Il settimo figlio
Il settimo figlio

Il settimo figlio, la recensione


Sergey Bodrov dirige un fantasy vecchia scuola che alla mancanza di originalità in fase di sceneggiatura, controbilancia effetti visivi a perdita d'occhio, un co-protagonista adorabile e una sorta di nostalgia di fondo per il vecchio modo di intendere il fantasy.
Voto: 7/10

In un'epoca di magia e lune di sangue, il maestro stregone Gregory (Jeff Bridges) assiste impotente al ritorno di madre Malkin (Julianne Moore), regina delle streghe e nemica giurata del mago. Dopo essere stata rinchiusa per un numero imprecisato di anni, ora Melkin conta di tornare al potere sotto l'influsso della luna rossa, che è in grado di amplificare le sue capacità. Per questo fa ritorno al Monte Pendle, dove ritrova sua sorella e sua nipote Alice (Alicia Vikander). Nel frattempo Gregory, privato – per l'ennesima volta – del suo assistente decide di istruirne un altro, il settimo figlio di un settimo figlio. E' così che incontra Tom Ward (Ben Barnes), un ragazzo con il potere delle visioni che avrà il compito di decidere la vittoria della luce contro l'oscurità. Il viaggio di Tom, tuttavia, si riempie di fantastiche avventure, spie misteriose e verità sepolte sotto l'albero genealogico della sua nascita.

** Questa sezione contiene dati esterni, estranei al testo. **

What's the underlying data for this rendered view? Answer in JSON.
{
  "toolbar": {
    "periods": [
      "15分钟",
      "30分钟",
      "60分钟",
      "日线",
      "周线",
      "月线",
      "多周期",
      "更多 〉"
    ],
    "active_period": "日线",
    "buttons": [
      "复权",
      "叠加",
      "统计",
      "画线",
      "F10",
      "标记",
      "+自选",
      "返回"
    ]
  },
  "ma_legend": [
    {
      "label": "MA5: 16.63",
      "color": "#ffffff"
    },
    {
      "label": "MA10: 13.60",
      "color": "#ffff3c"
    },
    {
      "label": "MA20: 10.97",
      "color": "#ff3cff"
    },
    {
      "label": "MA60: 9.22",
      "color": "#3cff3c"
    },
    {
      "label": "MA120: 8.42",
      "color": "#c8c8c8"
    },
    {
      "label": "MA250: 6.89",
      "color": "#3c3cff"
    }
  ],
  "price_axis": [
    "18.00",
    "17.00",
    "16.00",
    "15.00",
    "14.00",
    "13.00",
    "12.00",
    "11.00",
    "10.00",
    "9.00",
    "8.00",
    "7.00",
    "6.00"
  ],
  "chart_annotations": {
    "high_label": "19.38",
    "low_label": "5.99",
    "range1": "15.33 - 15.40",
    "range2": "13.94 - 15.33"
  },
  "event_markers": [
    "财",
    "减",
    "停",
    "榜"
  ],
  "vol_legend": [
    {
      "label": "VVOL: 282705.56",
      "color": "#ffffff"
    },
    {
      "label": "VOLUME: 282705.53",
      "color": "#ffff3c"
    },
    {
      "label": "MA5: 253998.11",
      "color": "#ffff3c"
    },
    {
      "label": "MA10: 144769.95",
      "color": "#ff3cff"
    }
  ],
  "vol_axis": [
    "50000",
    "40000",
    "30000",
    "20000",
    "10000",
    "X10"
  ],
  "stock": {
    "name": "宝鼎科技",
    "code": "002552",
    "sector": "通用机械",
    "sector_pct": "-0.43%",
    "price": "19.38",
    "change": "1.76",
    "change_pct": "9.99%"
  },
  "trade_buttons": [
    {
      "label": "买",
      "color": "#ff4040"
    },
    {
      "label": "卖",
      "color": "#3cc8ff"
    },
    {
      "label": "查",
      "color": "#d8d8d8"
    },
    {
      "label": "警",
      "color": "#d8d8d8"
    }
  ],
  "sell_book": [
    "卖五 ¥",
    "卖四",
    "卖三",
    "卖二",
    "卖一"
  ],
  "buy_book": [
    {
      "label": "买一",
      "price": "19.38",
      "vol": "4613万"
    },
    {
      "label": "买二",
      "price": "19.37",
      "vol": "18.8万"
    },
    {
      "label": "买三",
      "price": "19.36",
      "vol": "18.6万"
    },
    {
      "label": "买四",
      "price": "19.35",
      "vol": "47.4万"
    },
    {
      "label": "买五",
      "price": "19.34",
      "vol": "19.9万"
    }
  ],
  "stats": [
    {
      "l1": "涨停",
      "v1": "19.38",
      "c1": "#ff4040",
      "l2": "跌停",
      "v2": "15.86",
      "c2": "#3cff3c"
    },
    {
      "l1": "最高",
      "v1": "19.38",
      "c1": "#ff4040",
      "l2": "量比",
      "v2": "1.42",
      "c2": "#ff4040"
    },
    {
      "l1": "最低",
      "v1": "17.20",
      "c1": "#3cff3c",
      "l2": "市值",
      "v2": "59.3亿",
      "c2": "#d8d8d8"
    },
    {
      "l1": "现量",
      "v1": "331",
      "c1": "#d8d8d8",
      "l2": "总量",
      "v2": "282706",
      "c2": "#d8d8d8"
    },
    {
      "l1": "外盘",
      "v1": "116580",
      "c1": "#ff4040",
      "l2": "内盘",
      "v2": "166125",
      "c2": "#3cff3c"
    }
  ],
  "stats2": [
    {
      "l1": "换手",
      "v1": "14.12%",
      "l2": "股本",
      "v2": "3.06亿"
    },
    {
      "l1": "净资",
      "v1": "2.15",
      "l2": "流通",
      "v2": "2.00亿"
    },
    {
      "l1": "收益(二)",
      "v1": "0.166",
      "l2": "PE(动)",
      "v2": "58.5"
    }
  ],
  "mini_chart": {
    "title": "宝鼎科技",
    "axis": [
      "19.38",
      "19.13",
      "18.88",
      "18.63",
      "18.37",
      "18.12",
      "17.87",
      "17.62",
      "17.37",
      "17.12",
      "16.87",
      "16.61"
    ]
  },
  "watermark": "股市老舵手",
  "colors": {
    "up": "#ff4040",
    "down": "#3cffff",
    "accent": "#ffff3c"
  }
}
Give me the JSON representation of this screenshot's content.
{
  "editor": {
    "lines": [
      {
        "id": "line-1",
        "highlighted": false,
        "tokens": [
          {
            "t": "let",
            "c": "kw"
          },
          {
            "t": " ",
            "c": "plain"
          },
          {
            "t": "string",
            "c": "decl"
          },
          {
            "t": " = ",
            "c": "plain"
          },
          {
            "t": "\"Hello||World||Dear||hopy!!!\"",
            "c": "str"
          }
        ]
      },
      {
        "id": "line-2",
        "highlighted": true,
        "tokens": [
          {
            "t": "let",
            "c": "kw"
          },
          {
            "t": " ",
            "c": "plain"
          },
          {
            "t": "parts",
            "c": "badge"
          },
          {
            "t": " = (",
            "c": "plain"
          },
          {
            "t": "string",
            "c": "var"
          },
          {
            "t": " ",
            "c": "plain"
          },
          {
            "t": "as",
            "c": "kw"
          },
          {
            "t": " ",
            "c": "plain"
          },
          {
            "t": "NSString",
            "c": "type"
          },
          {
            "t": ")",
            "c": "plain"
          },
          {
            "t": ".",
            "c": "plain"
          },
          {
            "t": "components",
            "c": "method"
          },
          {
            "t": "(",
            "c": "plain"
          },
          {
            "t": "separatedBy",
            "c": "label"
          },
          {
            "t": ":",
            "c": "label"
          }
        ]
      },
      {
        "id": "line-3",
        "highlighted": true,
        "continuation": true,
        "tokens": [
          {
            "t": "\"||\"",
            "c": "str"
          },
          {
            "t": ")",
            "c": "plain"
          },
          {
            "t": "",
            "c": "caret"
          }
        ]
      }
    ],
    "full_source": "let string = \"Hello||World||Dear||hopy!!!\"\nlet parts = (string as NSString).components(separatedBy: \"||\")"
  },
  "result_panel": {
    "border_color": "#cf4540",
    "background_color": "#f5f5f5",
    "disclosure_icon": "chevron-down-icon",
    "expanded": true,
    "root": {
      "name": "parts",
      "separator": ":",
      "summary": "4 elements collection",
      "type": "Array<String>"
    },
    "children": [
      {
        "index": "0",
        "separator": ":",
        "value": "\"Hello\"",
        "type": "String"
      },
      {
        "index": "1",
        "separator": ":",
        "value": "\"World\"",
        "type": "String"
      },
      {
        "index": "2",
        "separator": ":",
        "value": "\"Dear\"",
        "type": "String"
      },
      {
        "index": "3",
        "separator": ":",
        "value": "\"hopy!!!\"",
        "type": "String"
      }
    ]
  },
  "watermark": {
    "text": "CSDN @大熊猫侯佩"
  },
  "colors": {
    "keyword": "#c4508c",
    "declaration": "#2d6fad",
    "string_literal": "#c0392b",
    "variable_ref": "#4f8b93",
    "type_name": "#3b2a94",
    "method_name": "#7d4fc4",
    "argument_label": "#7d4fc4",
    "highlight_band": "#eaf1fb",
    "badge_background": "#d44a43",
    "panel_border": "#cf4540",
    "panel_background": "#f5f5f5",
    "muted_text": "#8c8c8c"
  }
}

Sergey Bodrov, già regista di Mongol, dire un fantasy vecchio stile che, pur non rinunciando ai privilegi delle moderne tecnologie legate agli effetti visivi, si veste di un'aurea di nostalgia, trascinando lo spettatore indietro negli anni, quando il fantasy si "contentava" di essere un mezzo di intrattenimento e non necessariamente uno specchio profondo per riflessioni esistenziali altrettanto profonde. Partendo dal presupposto che non tutto il fantasy può portare la firma di grandi maestri come, ad esempio, J.R.R. TolkienIl settimo figlio è essenzialmente un prodotto cinematografico pensato e realizzato con il semplice scopo di intrattenere e divertire il proprio pubblico. E in questo la pellicola di Bodrov riesce alla perfezione: nonostante la storia sia piena di svolte alquanto banali che lasciano intravedere il finale già a pochi minuti dall'inizio, il suo svolgimento è un'epopea che risponde ai dettami del famoso Il viaggio dell'Eroe di Christopher Vogler. Lo spettatore allora si trova a seguire un'avventura che il suo subconscio già conosce alla perfezione, ma gli occhi sono comunque assetati di nuove inquadrature e nuovi scontri. Ci si trova dunque davanti ad una favola per immagini, un racconto da vivere negli scorci di tempo, senza doversi necessariamente aspettare il capolavoro. Dopotutto il cinema è un'arte anche per la sua capacità di svestirsi dei suoi scopi educativi o di denuncia, per essere solo una voce che si rivolge al popolare, alla magia di una sala buia con draghi e streghe pronti a uscire dallo schermo.

La sceneggiatura del film, scritta da Charles Leavitt Steven Knight , come abbiamo già accennato non mostra alcun guizzo di originalità in rapporto allo snodarsi della vicenda, ma ha il merito di riuscire a tratteggiare, grazie ai dialoghi, protagonisti che suscitano facilmente l'empatia spettatoriale. In particolar modo il personaggio di Gregory, interpretato magistralmente dal premio Oscar Jeff Bridges, è un concentrato di politicamente scorretto e lealtà, di alcool e coraggio. Impossibile, dunque, non provare simpatia per questo mago che ha la nomina di perdere tutti i suoi assistenti/apprendisti e che non trova pace in una guerra che si trascina ormai da troppi anni. Un ultimo cenno va fatto all'attenzione per le scenografie, curate dal premio oscar Dante Ferretti, che finiscono per diventare una sorta di personaggio aggiunto, una presenza costante che finisce col dare concretezza all'intera storia.